If you do discover any significant performance issues with the stack I will of course gladly help you resolve them. Or if you have ideas for improved performance, I would also be happy to hear those.

What about Receive Performance?

All of the above discussion concerns transmit performance, i.e., “How fast can we send data over the network?” The other side is receive performance. Receive performance is very different thing. In this case it is the remote peer who is in complete control of the rate at which packets appear on the network and, hence, responsible for all of the raw bit transfer rates.

However, we might also redefine performance as the number of bytes that were successfully transferred. In order for the bytes to be successfully transferred they must be successfully received and processed on the NuttX target. If we fail in this if the packet is lost or dropped. A packet is lost if the network driver is not prepared to receive the packet when it was sent. A packet is dropped by the network if it is received but could not be processed either because there is some logical issue with the packet (not the case here) or if we have no space to buffer the newly received packet.

If a TCP packet is lost or dropped, then the penalty is big: The packet will not be ACKed, the remote peer may send a few more out-of-sequence packets which will also be dropped. Eventually, the remote peer will time out and retransmit the data from the point of the lost packet.

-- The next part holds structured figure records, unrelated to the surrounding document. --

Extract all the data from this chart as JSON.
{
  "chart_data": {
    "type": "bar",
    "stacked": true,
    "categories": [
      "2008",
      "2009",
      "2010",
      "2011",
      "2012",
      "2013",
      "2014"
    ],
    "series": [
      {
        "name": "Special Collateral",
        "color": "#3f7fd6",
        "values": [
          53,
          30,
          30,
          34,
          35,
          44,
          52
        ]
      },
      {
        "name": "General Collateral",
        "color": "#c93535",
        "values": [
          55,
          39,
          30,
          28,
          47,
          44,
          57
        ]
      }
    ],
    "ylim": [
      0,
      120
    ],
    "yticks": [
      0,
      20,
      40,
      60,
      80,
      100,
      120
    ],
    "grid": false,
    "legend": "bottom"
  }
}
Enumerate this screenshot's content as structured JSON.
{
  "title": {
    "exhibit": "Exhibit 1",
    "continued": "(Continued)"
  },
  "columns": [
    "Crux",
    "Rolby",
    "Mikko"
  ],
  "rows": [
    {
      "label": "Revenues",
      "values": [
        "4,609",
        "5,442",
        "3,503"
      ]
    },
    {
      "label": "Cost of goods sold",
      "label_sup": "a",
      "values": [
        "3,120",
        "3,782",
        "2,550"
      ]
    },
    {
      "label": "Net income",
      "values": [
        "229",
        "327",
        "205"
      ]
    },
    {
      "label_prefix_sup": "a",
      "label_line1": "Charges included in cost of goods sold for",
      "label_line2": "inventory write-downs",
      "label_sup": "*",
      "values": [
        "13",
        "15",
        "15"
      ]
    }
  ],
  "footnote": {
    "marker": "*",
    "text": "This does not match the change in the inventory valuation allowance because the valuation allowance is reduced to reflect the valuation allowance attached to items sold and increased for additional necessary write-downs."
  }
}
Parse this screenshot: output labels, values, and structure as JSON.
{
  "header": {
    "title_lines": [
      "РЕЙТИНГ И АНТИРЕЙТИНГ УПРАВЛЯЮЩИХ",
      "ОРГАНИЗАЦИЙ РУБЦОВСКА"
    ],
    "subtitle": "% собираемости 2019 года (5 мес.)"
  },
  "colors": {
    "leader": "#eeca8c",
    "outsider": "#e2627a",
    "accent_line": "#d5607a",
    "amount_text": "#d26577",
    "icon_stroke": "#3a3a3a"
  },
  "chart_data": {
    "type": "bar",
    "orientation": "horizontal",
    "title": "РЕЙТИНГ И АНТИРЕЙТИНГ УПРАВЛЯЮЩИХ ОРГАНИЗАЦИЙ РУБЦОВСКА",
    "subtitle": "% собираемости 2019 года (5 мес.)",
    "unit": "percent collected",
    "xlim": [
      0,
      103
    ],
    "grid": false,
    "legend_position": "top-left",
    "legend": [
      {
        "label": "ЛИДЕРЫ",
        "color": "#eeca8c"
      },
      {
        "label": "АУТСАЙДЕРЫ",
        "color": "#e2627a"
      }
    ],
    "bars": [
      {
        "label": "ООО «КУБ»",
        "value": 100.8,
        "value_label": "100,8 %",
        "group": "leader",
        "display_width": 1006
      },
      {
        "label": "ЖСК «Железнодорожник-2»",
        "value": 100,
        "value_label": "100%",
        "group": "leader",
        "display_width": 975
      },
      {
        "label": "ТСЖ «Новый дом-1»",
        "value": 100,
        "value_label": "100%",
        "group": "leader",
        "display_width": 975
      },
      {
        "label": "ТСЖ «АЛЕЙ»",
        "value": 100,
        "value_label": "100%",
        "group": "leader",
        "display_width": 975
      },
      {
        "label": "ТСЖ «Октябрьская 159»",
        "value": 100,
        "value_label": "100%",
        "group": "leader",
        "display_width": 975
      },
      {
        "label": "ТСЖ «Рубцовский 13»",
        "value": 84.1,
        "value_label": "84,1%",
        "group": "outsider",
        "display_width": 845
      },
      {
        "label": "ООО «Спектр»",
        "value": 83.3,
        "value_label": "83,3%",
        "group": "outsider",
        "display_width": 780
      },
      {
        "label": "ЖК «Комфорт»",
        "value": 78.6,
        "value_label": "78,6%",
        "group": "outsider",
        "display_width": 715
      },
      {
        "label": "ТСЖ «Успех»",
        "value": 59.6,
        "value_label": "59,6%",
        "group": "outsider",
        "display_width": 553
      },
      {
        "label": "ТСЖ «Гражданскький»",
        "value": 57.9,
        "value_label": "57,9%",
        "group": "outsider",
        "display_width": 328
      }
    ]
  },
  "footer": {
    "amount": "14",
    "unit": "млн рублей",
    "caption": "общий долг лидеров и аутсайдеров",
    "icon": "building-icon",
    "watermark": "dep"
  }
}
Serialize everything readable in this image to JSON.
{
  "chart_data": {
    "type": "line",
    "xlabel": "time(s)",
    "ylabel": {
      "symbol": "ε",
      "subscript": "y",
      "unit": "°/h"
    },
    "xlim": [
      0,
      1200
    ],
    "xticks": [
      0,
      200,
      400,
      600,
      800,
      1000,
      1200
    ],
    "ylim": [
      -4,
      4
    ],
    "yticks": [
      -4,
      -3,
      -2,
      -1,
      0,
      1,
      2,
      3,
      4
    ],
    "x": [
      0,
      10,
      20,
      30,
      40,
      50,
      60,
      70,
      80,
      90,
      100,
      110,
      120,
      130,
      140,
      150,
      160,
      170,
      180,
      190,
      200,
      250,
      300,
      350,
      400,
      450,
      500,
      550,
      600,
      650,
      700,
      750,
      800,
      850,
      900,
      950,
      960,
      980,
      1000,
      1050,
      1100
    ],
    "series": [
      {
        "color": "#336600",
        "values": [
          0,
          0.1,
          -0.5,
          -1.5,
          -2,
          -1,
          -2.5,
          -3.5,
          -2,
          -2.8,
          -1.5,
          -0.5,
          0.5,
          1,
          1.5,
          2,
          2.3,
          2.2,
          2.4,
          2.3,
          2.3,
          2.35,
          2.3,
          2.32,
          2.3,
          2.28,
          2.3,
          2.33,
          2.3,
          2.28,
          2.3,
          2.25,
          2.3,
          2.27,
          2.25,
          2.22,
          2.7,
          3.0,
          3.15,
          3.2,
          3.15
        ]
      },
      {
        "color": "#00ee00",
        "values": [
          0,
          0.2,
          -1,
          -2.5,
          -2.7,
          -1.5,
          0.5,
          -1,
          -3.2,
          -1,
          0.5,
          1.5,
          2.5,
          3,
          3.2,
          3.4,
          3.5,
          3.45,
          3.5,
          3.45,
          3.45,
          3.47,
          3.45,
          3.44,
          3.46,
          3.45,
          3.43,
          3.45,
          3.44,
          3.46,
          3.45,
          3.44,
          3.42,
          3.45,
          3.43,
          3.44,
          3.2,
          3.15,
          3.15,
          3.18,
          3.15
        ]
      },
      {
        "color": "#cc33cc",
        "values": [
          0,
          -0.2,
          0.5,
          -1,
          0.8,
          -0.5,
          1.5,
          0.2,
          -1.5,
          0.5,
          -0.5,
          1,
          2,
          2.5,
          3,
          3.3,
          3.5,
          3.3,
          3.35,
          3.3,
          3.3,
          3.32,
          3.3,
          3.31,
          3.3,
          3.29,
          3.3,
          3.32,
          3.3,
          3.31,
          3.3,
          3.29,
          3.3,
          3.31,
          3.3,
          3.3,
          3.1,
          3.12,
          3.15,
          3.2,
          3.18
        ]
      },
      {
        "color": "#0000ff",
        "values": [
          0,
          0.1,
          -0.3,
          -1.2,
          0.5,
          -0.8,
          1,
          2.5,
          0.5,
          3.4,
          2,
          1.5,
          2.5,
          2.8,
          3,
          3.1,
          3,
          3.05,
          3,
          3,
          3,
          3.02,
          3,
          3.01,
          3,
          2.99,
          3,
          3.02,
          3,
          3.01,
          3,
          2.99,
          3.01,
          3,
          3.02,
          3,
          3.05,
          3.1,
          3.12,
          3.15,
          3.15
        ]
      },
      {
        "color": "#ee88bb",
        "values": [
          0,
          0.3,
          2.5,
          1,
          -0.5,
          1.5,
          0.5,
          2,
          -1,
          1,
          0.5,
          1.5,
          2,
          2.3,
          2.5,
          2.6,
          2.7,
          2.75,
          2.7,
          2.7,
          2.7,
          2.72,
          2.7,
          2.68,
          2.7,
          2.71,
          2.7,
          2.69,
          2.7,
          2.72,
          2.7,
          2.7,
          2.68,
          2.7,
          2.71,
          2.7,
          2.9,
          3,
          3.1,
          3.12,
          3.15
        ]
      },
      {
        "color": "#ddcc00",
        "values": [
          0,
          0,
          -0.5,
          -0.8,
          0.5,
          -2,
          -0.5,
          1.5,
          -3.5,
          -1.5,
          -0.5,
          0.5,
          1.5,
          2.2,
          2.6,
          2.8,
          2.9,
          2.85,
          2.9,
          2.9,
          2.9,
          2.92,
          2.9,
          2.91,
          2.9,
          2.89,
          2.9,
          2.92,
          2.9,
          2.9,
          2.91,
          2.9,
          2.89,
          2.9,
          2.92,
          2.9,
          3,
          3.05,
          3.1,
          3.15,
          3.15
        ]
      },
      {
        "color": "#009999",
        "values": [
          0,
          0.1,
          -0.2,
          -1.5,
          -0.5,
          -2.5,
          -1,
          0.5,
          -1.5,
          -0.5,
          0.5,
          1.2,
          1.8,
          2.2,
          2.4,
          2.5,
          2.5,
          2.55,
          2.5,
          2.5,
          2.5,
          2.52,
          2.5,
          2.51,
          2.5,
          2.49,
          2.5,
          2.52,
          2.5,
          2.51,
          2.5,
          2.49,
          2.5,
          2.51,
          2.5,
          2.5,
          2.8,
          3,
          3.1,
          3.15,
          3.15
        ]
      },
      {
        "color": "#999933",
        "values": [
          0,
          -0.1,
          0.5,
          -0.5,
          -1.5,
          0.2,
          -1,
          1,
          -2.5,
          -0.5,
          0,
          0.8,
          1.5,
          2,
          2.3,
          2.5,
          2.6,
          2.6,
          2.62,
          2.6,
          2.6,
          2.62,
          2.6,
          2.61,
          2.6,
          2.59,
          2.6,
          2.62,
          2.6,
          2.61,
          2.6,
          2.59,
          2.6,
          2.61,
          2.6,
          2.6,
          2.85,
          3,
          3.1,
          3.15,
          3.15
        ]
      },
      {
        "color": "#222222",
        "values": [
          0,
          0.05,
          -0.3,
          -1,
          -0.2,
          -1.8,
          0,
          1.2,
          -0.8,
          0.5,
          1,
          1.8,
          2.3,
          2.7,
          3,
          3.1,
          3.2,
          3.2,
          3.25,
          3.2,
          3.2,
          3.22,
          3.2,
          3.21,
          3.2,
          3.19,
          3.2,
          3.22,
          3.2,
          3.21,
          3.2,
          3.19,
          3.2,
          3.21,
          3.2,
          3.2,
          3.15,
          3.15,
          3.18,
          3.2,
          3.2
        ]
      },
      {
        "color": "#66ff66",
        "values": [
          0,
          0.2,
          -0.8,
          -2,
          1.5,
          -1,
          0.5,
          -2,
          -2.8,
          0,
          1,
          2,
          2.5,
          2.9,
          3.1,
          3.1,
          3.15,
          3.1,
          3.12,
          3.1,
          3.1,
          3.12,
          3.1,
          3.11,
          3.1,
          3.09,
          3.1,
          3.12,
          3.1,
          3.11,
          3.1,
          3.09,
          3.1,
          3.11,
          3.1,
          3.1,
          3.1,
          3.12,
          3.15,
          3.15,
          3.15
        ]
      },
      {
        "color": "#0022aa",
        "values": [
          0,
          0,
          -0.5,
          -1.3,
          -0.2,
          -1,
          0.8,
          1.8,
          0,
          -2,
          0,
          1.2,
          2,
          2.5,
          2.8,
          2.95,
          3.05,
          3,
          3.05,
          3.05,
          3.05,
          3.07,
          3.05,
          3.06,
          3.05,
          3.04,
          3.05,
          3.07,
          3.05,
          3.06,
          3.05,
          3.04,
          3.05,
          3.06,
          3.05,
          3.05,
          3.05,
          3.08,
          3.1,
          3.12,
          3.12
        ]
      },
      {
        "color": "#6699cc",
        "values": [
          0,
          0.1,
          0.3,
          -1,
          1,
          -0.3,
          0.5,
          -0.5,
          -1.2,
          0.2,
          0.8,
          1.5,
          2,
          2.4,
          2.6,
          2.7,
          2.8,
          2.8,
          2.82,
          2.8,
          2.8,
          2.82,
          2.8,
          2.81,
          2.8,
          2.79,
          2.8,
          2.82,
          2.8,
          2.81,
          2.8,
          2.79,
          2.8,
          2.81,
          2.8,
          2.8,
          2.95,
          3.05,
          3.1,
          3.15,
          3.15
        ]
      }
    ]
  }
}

There is logic in the TCP protocol to help manage these data overruns. The TCP header includes a TCP receive window which tells the remote peer how much data the receiver is able to buffer. This value is sent in the ACK to each received packet. If well tuned, this receive window could possibly prevent packets from being lost due to the lack of read-ahead storage. This is a little better. The remote peer will hold off sending data instead of timing out and re-transmitting. But this is still a loss of performance; the gap between the transfer of packets caused by the hold-off will result in a reduced transfer rate.

So the issues for good reception are buffering and processing time. Buffering again applies to handling within the driver but unlike the transmit performance, this is not typically the bottleneck. And there is also a NuttX configuration option that controls read-ahead buffering of TCP packets. The buffering in the driver must be optimized to avoid lost packets; the ` buffering can be tuned to minimize the number packets dropped because we have no space to buffer them.

But the key to receive perform is management of processing delays. Small processing delays can occur in the network driver or in the TCP stack. But the major source of processing delay is the application which is the ultimate consumer of the incoming data. Imagine, for example, and FTP application that is receiving a file over a TCP and writing the file into FLASH memory. The primary bottleneck here will be the write to FLASH memory which is out of the control of software.

We obtain optimal receive performance when the processing delays keep up with the rate of the incoming packets. If the processing data rate is even slightly slower then the receive data rate, then there will be a growing backlog of buffered, incoming data to be processed. If this backlog continues to grow then eventually our ability to buffer data will be exhausted, packets will be held off or dropped, and performance will deteriorate. In an environment where a high-end, remote peer is interacting with the low-end, embedded system, that remote peer can easily overrun the embedded system due to the embedded system’s limited buffering space, its much lower processing capability, and its slower storage peripherals.